Primeiramente, vale lembrar que o ano de 2020 começou com o Ibovespa perto dos 120 mil pontos, quando ninguém imaginava que uma pandemia mundial estava por acontecer. No início da pandemia, o índice caiu para a casa dos 60 mil pontos.

Confira o comportamento do índice desde o início deste ano:

Depois do tombo de março e abril, o mercado começou a ter mais clareza sobre o impacto da pandemia.

Nos meses seguintes, a reabertura das economias ao redor do mundo e a divulgação de dados econômicos melhores do que o esperado levaram o Ibovespa de volta aos 100 mil pontos. 
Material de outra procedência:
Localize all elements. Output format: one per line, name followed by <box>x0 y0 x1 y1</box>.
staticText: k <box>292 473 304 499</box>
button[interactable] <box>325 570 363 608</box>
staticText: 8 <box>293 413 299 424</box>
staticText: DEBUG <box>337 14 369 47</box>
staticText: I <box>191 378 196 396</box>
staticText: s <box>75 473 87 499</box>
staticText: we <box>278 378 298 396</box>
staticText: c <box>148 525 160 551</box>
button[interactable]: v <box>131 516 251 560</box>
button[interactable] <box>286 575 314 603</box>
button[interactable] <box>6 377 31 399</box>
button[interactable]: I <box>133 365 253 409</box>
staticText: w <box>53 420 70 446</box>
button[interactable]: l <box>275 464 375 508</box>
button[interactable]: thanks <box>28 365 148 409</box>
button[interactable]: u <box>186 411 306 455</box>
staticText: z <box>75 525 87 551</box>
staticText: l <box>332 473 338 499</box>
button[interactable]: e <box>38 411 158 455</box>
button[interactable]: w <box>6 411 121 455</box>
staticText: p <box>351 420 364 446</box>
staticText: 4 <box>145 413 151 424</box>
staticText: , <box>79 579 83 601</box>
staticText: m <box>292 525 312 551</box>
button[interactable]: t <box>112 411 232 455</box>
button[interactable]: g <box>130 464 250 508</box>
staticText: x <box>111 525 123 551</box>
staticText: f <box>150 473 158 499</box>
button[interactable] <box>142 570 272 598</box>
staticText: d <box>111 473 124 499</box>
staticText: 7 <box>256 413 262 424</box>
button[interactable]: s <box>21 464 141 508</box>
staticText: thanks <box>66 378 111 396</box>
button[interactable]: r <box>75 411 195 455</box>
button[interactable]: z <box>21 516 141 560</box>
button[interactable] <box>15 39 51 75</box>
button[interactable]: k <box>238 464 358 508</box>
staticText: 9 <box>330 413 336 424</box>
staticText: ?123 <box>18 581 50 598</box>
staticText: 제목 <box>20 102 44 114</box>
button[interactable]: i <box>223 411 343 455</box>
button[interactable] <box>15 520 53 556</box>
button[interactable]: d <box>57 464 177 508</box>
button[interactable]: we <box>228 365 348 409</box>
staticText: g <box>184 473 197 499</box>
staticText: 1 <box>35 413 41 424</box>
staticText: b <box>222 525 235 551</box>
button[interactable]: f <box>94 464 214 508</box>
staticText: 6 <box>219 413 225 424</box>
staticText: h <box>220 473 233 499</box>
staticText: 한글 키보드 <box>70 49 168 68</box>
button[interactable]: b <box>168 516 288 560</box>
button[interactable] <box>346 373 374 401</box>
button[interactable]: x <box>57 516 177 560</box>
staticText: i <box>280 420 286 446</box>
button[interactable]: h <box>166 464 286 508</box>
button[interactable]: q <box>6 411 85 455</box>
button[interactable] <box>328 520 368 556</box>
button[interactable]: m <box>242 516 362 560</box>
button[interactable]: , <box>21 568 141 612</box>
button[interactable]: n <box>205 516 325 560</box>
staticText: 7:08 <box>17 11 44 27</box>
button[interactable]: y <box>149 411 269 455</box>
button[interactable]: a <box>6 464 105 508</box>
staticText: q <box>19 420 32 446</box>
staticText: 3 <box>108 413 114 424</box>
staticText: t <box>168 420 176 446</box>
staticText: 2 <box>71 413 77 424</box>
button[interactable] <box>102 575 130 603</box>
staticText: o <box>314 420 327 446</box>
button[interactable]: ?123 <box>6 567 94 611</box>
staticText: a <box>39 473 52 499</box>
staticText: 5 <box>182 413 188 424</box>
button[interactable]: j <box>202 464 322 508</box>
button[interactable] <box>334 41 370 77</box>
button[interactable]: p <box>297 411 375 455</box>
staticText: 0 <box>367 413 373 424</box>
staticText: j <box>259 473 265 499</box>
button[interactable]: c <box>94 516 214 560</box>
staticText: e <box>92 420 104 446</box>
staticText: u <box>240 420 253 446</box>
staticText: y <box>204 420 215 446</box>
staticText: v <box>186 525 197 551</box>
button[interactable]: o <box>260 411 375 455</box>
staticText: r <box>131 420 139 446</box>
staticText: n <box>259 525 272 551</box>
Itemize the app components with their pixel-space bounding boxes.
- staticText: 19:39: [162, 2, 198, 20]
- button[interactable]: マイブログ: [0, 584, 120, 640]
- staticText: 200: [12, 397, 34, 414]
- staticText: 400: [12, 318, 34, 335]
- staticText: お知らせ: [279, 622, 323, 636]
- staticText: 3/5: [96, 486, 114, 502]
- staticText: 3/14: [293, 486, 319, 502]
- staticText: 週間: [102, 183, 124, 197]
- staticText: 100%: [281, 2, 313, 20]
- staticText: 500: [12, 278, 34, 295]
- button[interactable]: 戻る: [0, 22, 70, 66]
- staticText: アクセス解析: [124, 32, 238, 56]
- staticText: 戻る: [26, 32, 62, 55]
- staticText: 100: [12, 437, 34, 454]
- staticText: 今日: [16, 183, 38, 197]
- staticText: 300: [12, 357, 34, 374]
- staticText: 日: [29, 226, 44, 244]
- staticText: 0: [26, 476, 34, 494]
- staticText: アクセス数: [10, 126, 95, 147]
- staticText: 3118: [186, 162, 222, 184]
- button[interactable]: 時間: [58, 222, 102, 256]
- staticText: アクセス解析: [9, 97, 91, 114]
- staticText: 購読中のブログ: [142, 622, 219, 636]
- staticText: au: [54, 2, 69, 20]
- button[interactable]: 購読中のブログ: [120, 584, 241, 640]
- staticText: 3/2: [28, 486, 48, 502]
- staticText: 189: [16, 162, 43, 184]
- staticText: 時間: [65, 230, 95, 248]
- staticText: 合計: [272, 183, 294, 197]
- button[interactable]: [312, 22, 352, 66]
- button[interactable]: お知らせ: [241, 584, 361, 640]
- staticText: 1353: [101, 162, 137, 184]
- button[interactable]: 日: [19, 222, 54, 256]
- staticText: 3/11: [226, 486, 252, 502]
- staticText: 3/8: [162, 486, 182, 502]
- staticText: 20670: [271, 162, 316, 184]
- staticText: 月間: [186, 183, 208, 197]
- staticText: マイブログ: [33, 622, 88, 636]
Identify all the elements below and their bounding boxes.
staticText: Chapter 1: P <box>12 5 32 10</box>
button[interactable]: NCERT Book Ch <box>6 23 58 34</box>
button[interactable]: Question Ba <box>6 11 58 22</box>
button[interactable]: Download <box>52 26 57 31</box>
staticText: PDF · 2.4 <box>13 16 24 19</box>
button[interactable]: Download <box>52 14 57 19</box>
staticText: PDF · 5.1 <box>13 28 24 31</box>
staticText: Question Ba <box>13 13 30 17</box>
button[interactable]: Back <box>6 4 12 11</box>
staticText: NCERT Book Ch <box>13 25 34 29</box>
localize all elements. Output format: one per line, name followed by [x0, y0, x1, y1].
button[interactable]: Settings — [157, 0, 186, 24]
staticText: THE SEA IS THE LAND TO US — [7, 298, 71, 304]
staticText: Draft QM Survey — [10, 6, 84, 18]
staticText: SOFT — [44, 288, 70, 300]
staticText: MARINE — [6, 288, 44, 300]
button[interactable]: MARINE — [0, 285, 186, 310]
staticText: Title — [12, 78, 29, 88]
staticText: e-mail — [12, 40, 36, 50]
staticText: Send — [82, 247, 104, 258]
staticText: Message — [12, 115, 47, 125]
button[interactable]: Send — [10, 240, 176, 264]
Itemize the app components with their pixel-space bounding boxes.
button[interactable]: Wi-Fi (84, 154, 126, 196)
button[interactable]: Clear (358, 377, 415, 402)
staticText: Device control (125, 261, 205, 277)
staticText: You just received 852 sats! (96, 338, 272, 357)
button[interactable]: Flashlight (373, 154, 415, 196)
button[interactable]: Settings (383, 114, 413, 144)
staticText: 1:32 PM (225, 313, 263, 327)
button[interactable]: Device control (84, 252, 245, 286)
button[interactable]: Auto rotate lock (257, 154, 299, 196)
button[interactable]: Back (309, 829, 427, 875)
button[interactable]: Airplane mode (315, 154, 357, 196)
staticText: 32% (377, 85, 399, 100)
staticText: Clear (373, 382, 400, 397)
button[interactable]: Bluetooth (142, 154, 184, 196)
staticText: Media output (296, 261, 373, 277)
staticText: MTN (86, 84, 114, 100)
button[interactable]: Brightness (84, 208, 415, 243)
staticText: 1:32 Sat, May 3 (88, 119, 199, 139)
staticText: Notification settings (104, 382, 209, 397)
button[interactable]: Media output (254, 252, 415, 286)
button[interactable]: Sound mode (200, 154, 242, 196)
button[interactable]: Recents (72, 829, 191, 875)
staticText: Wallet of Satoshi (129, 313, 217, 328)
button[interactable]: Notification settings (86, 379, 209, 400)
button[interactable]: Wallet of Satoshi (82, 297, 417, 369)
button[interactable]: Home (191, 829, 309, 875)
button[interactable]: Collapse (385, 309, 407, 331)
A melhora pode parecer exagerada quando se considera a situação da economia real brasileira. No segundo trimestre, por exemplo, o Produto Interno Bruto (PIB) teve uma queda recorde, de 9,7%.

No entanto, os especialistas explicam que a bolsa de valores não reflete o PIB como um todo.

“Ela reflete as empresas mais competitivas do país, que estão em setores com mais rentabilidade. Isso significa que estamos falando do filé mignon”, explica economista e consultora Zeina Latif.

Fluxo mundial

Passado o susto inicial com a pandemia, o dinheiro começou a voltar para as bolsas em todo o mundo. Não apenas no Brasil. 

De acordo com Alan Gandelman, CEO da Planner, existe excesso de dinheiro em todo o mundo alocado em juros muito baixos. Quando o cenário melhora, esses recursos fluem para ativos que geram melhor desempenho.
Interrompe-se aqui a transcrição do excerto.